Com mais países considerando a flexibilização das restrições implementadas para conter a disseminação do novo coronavírus, a OMS lembrou novamente as autoridades da necessidade de manter a vigilância.

“O risco de retornar ao bloqueio permanece muito real se os países não gerenciarem a transição com muito cuidado e com uma abordagem em fases”, alertou Tedros.

Ele instou os países a considerar os seis critérios da agência da ONU para suspender as medidas de permanência em casa.

As recomendações incluem garantir que a vigilância seja forte, os casos estejam em declínio e a transmissão seja controlada. Os sistemas de saúde também devem ser capazes de detectar, isolar, testar e tratar casos e rastrear todos os contatos.

Além disso, o risco de surto em locais como unidades de saúde e asilos precisa ser minimizado, enquanto escolas, locais de trabalho e outros locais públicos devem ter medidas preventivas em vigor.

Os países também devem poder gerenciar qualquer risco de a doença ser importada em seus territórios, e as comunidades devem ser totalmente educadas para se ajustarem ao que será uma “nova norma”.

Não retornar à normalidade anterior

À medida que os países avançam na luta comum contra a COVID-19, Tedros disse que eles também deve lançar as bases para sistemas de saúde resilientes em todo o mundo.

“A pandemia da COVID-19 acabará por diminuir, mas não há como voltar aos negócios como de costume”, afirmou. “Não podemos continuar impulsionando o pânico, mas precisamos nos preparar”.

Tedros disse que a crise destacou a importância de sistemas nacionais de saúde fortes como fundamento da segurança global da saúde: não apenas contra pandemias, mas também contra a multiplicidade de ameaças à saúde que as pessoas em todo o mundo enfrentam todos os dias.

“Se aprendermos alguma coisa com a COVID-19, deve ser que investir em saúde agora salva vidas depois”, disse ele.

Enquanto o mundo gasta atualmente cerca de 7,5 trilhões de dólares em saúde anualmente, a OMS acredita que os melhores investimentos são na promoção da saúde e na prevenção de doenças.

Tedros disse: “prevenir não é apenas melhor do que remediar, é mais barato e a coisa mais inteligente a se fazer.”

O rastreamento de contatos continua sendo uma ferramenta fundamental no controle da COVID-19, mas os aplicativos móveis para esta tarefa não podem substituir o pessoal de saúde pública.

Em vez disso, os aplicativos podem complementar o trabalho realizado por epidemiologistas, voluntários e outros para identificar pessoas que entraram em contato com alguém que teve a doença.

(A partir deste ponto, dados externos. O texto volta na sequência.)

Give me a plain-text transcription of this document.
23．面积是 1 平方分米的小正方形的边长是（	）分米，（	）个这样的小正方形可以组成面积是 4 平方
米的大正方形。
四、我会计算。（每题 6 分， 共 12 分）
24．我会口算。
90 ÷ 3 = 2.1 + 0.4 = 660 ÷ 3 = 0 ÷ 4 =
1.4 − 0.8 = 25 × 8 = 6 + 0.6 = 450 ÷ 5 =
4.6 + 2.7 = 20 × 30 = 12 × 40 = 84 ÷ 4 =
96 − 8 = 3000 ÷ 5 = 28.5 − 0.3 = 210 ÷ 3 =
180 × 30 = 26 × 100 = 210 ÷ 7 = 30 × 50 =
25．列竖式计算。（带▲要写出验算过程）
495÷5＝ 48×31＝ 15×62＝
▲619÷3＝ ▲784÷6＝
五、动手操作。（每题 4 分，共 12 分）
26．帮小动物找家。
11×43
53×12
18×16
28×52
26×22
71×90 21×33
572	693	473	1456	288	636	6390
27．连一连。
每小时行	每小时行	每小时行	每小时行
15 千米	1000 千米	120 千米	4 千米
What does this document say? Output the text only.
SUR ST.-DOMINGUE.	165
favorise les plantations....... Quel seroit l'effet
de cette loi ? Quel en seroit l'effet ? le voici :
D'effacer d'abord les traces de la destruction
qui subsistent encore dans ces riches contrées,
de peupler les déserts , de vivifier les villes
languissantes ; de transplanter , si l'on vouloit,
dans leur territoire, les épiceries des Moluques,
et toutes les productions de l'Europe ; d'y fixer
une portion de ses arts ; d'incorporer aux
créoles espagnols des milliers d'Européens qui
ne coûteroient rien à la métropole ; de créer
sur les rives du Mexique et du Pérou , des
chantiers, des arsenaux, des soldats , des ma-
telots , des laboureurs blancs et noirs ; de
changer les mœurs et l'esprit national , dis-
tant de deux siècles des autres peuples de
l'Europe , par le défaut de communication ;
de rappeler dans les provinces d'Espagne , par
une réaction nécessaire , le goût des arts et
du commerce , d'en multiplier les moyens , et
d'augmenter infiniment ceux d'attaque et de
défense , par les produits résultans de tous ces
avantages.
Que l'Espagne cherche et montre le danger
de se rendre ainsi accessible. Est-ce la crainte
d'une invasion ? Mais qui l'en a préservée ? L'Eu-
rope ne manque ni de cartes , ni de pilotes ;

“O importante sobre as pessoas que fazem isso é que precisamos encontrar casos por meio de interação pessoal e entrevistas: tudo feito pessoalmente, mas com distanciamento, é claro”, disse Maria van Kerkhove, da Unidade de Doenças Emergentes e Zoonoses da OMS.

“Os aplicativos podem ajudar, mas não substituem as pessoas que precisam fazer esse rastreamento de contato”.

Ryan, diretor-executivo da OMS, acrescentou que vários países e consórcios do setor privado desenvolveram uma variedade de aplicativos. Alguns fornecem informações sobre a COVID-19, para que as pessoas possam verificar seus sintomas para determinar a tomada de ações adicionais.

Enquanto isso, os aplicativos de rastreamento de mobilidade estão ajudando a diminuir o número de contatos. Eles também estão sendo usados ​​para modelar e prever a provável trajetória da doença.

“Obviamente, os países precisam cuidar muito bem para que o rastreamento da localização das pessoas seja feito com o único objetivo de resposta à COVID-19”, disse ele.

Ryan acrescentou que a OMS está trabalhando com desenvolvedores em todo o mundo em aplicativos que os países podem adaptar para seu uso.